China’s citizens are getting fed up with their hospitals. According to a survey published in December 2008 by ChinaCare Group, a health care consultancy, 49.1% of Shanghai residents are dissatisfied with their preferred local hospital. Reasons included poor wait times, poor patient service, a poor physical environment and a tendency to overcharge for services. Many of these problems are due to structural issues.
"Incentives for doctors sometimes encourage excessively expensive medicines or treatments," said David Dollar, country director for China and Mongolia at the World Bank.
Private hospitals exist and often offer a higher level of care than their public counterparts, but their costs put them beyond the means of many Chinese.
Cash injection
Aware of the poor health of the system, Beijing is trying to raise the overall level of care. The government has committed US$123 billion to getting 90% of the population covered by either the country’s basic medical insurance system in urban areas, or the rural cooperative medical insurance system by 2011.
Everyone covered by the system would receive an annual subsidy of approximately US$17 starting in 2010. The quality and services of hospitals and clinics in second-tier cities and rural areas would also be improved. The eventual goal is to establish a universal level of healthcare across the country, but that will not be easily accomplished.
Beijing’s new plan would sharply increase government spending on health care. According to the Ministry of Finance, US$19.3 billion was spent on healthcare in 2006, leaving individuals to spend an additional US$70.9 billion. The expense of medical treatment has discouraged many people from seeking care in the early stages of illness.
It has not always been this way: China once had a fully funded medical system offering guaranteed coverage. Then, in the 1980s, public funding was cut.
"Out-of-pocket payments increased because the funding was insufficient to cover operating costs," said Dr Sarah Barber, team leader for health policy and system development with the World Health Organization’s China office.
Affordable drugs
Under its new spending plan, Beijing intends to build a drug catalogue into the health care system, Barber said, to include a list of drugs considered necessary for hospitals to carry. These drugs would be covered by the country’s medical insurance system, reducing out-of-pocket costs for patients and encouraging them to seek treatment earlier.
Barber said the government is also planning to launch a pilot program this year to reform hospital management, supervision and operation. It would improve the quality of services and address hospitals’ incentives to over-prescribe drugs.
Exactly how this will be done is unclear. Beijing has not released a detailed plan and public hospitals contacted for this story would not comment on the new funding.
Unlike previous investments in health care, however, this one involves more than money. The government wants to reform the health care system on a primary level to ensure more effective care for patients.
This will benefit people in rural areas, where the quality of health care services remains relatively low, said Amit Ghosh, a project manager for Synovate Healthcare, a health care consultancy.

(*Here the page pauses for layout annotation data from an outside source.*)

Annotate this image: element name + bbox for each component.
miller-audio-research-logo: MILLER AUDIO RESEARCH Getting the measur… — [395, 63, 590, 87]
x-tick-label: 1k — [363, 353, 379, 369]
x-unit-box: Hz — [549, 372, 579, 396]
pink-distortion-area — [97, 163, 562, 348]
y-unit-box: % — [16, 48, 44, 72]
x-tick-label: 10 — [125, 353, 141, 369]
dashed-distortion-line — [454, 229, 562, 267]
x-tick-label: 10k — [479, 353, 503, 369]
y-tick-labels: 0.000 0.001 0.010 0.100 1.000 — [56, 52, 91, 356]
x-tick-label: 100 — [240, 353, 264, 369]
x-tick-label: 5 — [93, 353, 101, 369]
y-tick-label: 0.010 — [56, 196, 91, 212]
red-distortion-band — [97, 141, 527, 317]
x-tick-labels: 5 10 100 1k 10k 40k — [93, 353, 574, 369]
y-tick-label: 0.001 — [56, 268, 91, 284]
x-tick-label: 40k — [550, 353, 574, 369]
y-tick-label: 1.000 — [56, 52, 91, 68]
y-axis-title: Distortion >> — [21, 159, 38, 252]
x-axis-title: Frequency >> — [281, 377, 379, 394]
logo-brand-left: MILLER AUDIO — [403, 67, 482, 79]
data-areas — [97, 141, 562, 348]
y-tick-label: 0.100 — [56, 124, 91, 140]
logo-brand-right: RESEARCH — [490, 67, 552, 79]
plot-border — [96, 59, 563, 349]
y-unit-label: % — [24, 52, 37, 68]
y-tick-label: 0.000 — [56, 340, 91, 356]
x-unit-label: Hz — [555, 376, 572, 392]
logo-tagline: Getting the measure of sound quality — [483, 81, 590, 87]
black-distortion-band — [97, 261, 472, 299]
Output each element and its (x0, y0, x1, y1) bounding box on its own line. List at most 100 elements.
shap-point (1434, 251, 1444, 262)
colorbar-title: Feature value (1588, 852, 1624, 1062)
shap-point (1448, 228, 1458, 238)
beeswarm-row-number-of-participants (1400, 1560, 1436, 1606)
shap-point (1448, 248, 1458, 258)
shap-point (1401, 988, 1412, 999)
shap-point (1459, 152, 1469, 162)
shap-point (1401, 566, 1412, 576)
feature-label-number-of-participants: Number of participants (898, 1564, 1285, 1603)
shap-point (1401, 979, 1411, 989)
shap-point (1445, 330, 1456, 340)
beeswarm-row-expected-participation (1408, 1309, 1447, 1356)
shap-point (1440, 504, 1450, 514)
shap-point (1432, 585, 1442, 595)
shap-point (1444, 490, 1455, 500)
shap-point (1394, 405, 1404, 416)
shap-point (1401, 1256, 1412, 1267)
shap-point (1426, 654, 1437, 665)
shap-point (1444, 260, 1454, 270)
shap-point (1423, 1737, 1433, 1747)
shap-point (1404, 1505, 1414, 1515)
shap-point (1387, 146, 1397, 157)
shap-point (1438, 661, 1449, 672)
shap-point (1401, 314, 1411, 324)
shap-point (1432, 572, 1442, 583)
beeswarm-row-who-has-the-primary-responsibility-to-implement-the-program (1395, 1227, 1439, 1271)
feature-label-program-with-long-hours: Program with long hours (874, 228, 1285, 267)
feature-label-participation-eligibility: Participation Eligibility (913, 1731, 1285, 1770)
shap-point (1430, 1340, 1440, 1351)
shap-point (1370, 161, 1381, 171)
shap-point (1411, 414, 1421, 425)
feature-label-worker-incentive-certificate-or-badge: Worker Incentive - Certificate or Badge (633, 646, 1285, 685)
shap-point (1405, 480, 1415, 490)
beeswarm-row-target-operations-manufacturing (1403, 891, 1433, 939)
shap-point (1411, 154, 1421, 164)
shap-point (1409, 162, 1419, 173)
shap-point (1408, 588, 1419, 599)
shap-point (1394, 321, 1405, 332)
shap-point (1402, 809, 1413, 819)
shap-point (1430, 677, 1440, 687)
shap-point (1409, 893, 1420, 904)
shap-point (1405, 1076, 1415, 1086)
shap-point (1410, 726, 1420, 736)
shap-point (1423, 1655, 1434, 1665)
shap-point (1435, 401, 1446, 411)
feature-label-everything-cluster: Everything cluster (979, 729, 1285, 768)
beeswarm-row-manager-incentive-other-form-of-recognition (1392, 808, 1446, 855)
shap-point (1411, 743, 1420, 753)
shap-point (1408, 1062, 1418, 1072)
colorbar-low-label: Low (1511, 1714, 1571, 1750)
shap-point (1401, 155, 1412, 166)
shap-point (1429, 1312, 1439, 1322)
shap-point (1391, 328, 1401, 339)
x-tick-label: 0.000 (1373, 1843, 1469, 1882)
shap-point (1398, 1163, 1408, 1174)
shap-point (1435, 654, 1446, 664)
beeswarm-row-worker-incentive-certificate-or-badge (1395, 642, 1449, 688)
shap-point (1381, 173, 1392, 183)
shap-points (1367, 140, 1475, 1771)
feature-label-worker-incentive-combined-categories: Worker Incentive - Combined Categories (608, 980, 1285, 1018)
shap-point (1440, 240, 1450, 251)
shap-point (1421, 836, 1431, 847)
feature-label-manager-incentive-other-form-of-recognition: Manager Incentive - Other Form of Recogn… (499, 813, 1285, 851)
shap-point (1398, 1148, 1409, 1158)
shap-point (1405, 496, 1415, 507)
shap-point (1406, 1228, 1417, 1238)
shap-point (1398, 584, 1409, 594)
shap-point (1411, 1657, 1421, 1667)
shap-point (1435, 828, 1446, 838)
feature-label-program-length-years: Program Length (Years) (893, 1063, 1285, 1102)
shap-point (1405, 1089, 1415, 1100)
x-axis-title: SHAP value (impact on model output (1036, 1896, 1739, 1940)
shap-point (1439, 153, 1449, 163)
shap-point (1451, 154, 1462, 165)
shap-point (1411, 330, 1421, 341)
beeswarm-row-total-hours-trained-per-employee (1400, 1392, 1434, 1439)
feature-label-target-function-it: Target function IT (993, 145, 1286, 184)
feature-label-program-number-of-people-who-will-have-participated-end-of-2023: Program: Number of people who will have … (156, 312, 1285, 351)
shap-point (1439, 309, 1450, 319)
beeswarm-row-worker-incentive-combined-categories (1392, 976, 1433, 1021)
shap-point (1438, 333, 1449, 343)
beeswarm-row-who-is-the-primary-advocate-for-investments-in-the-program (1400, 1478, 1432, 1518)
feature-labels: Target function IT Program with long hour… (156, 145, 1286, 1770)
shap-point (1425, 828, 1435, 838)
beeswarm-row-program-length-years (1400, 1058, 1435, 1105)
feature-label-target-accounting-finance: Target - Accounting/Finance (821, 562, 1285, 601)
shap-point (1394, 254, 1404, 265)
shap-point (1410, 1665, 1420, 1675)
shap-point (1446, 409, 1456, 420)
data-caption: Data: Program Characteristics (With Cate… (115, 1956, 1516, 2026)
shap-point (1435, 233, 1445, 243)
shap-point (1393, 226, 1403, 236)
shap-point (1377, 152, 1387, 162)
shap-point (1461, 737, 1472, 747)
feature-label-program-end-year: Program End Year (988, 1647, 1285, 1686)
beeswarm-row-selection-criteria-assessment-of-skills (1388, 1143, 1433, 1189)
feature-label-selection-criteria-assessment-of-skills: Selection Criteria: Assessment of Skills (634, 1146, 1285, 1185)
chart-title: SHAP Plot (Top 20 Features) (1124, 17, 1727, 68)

Others are more skeptical. David Wood, president and senior partner of ChinaCare wonders if Chinese people will get what they want from the reforms. ChinaCare’s survey stated its respondents’ ideal version of a hospital was one with specialized services, private rooms, patient-focused care and superior customer service, as well as personal physicians.
Wood does think that the government spending is a first step, however. "The money would put a safety net under the population," he said.
That may be little comfort for China’s hospital patients. Accustomed to waiting long hours in hospital waiting rooms, they may have to wait a bit longer for quality care.